Mais j’ai un gros doute. Il y a en effet la réalité de ce qu’encourent Éric Laurent et Catherine Graciet sur le plan pénal : corrupteur, extorqueur de fonds, c’est beaucoup plus grave que corrompu. Le Canard enchaîné, encore lui, le dit d’ailleurs : « … le résultat est le même. Pas sur le plan pénal, bien sûr, la nuance peut même être de taille pour nos deux champions, et ils l’ont bien compris… » Donc, ils avouent tous les deux une « faiblesse », et en même temps le sentiment que ces infos étaient trop destructrices pour le régime marocain, qu’il valait sans doute mieux ne pas les publier, pour sa sauvegarde… Je n’y crois pas ! C’est trop gros ! Et tout le monde se jette là-dessus avec une telle facilité, alors que les autres protagonistes de l’affaire – le roi, Me Dupont-Moretti, le ministère public français – sont opportunément oubliés…
Les deux journalistes pourront m’accuser de laisser entendre qu’ils sont les corrupteurs, ce dont je n’ai évidemment aucune preuve, mais je parie désormais, plus qu’avant, qu’ils ont effectivement voulu piéger le palais royal, afin d’écrire un premier (ou un dernier !) chapitre sur sa corruption… Et ils se sont fait avoir par plus roué et plus puissant qu’eux.

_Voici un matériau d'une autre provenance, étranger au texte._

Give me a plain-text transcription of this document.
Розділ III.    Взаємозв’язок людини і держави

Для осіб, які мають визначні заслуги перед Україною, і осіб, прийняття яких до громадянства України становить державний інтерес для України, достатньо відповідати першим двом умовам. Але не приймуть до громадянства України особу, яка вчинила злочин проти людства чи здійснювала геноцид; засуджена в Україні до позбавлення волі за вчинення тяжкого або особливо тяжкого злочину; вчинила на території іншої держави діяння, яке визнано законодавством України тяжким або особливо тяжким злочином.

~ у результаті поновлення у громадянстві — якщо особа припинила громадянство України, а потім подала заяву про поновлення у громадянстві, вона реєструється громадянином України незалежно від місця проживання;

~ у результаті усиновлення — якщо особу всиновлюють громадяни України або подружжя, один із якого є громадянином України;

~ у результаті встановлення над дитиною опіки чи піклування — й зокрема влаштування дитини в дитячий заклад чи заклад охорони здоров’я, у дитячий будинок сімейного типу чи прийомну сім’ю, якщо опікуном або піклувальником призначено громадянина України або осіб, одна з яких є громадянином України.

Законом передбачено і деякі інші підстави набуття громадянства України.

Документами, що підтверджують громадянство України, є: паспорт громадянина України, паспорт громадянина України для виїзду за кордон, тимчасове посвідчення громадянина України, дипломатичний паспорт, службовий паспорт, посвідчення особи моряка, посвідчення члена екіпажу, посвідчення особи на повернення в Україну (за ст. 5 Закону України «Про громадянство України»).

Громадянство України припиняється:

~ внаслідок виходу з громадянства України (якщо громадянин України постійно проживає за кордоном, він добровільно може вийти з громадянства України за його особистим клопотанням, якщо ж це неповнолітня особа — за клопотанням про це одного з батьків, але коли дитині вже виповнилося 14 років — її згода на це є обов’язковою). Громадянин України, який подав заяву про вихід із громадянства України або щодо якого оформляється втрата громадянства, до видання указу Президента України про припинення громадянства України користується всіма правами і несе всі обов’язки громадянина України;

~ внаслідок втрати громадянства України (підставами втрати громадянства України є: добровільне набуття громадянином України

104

Et je parie encore qu’une fois l’enquête terminée et le jugement prononcé, ils publieront leurs informations, d’une manière ou d’une autre. D’abord parce que c’était je le crois leur intention, et ensuite parce qu’ils auront une réputation à rétablir. Mais il y en a certainement – et pas des tendres – qui essaieront de les en empêcher. A suivre attentivement.